Among stock markets, Tokyo tumbled 1.9 percent on a stronger yen after a surprise tweak of the Bank of Japan’s stimulus fell flat as it failed to widen its crucial bond-buying scheme.
“At first it seemed like the BoJ was progressing with easing, but when you look at what’s inside that, it’s nothing much,” Ayako Seratni, a Tokyo-based market strategist at Sumitomo Mitsui Trust Bank, told Bloomberg News.
Oil
Oil edged down on Friday as bearish sentiment driven by oversupply rattled the market and was set to lead prices to a third straight weekly drop, the longest losing streak in four months.
Global benchmark Brent crude traded 1 cent lower at $37.05 a barrel at 1455 GMT. US crude futures fell to a near seven-year low of $34.41 a barrel but later recovered to $34.93, down 2 cents on Thursday’s close.

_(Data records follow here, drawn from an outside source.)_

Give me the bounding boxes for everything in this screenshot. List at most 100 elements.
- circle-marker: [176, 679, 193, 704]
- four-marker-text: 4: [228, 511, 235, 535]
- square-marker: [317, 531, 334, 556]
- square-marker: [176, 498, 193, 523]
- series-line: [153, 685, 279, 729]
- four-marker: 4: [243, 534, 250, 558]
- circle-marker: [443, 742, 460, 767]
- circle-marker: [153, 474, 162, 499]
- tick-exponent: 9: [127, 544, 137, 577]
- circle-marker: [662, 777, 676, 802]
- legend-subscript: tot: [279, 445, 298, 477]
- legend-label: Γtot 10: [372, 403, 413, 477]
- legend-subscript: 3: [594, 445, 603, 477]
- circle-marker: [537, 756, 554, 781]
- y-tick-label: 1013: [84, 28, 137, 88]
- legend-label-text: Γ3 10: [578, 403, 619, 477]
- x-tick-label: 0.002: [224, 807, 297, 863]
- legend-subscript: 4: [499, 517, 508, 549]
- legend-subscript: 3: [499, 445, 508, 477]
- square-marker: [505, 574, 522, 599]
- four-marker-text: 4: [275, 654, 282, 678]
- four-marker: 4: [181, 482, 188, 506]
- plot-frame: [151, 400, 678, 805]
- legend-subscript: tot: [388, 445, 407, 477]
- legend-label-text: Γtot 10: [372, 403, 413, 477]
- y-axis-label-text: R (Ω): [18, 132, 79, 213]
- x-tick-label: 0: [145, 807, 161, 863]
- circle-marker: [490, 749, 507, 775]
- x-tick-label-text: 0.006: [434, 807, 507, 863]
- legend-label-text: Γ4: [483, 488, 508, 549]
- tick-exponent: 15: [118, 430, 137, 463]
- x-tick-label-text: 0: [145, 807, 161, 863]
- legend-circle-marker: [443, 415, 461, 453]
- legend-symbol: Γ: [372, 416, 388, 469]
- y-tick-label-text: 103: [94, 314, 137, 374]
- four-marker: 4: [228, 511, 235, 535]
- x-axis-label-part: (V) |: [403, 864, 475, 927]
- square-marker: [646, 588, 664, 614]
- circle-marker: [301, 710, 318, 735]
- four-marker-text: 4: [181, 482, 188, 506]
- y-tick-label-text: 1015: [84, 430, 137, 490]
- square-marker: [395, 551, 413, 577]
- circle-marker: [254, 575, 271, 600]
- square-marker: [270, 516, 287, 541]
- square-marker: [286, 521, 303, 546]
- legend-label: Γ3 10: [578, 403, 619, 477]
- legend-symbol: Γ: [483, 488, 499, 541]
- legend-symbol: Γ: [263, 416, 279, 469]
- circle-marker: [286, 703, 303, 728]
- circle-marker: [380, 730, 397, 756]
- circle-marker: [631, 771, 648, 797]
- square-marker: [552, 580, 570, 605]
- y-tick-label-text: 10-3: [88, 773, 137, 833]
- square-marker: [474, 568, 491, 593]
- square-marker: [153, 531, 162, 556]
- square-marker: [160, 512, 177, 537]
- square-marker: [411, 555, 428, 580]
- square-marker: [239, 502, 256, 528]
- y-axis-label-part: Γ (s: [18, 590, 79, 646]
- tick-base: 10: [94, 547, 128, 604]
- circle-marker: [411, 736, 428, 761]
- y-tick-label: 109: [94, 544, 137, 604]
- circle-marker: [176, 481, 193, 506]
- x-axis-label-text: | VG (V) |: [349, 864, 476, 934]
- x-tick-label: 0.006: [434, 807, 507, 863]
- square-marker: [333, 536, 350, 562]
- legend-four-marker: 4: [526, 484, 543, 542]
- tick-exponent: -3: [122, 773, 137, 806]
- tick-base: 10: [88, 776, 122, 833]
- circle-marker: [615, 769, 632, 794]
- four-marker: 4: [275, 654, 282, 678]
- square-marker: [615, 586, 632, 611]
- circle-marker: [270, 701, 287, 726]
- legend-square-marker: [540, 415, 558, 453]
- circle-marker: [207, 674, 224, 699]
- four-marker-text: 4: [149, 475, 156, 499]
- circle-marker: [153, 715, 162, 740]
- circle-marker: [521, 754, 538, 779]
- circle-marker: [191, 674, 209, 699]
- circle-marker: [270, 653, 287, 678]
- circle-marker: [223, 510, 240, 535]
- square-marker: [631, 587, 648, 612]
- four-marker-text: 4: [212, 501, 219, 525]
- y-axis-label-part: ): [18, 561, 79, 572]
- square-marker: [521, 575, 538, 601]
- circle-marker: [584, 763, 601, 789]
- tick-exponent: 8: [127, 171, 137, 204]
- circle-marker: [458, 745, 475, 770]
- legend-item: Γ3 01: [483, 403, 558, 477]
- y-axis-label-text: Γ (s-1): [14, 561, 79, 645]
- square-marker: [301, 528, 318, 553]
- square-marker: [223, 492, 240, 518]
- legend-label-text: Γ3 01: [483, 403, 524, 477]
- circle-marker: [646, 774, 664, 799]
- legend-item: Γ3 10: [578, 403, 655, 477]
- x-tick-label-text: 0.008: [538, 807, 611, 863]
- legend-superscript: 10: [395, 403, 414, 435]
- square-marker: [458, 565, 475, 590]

The global supply glut that brought prices close to 11-year lows this week means Brent will post losses for a third consecutive year, the first time that has happened since exchange-based oil trading started in the 1980s.
West Texas Intermediate (WTI) futures are set for a second straight yearly loss, the first time that will have happened for the US oil pricing benchmark since 1998.
“Prices are falling on continued bearish sentiment and maybe WTI has fallen on the conviction that it was priced too high against Brent,” said Carsten Fritsch, senior oil analyst at Commerzbank in Frankfurt. The WTI-Brent spread fell to the lowest in 11 months earlier this week at $1.10 a barrel. The differential has since recovered to $2.10 as WTI made bigger losses.
Traders were preparing for even lower crude prices next year by taking up more put options to sell US crude in February should prices fall to $30, $25 or even $20 per barrel, according to Reuters data.
Prominent oil trader Pierre Andurand said prices could fall below $25 a barrel in the first quarter of 2016.
“Recent developments on the supply side continue to point toward inventory builds that will put pressure on oil prices to bring them further down to below $30/bbl (barrel) and possibly at/below $25/bbl in the first quarter of 2016,” Andurand wrote in a letter reviewing the Andurand Capital Management fund’s performance through November, seen by Reuters.
Gold
Gold rose on Friday, recovering from its biggest daily loss in five months as stocks and the dollar retreated, but remained near multi-year lows after the Federal Reserve lifted US interest rates for the first time in nearly a decade.
The metal has recovered some lost ground after bottoming out on Thursday at $1,047.25 an ounce, within a few dollars of a near six-year low reached on Dec 3.
Spot gold was up 0.8 percent at $1,059.80 an ounce at 1436 GMT, while US gold futures for February delivery were up $9.30 an ounce at $1,058.90.
The rate hike sparked a surge in the dollar and global stocks on Thursday, but led to a 2 percent slide in gold. Rising rates lift the opportunity cost of holding non-yielding bullion, while boosting the dollar, in which it is priced.
Gold has tumbled 11 percent this year as investors awaited the rate rise. Now that it is out of the way, attention is turning to other factors.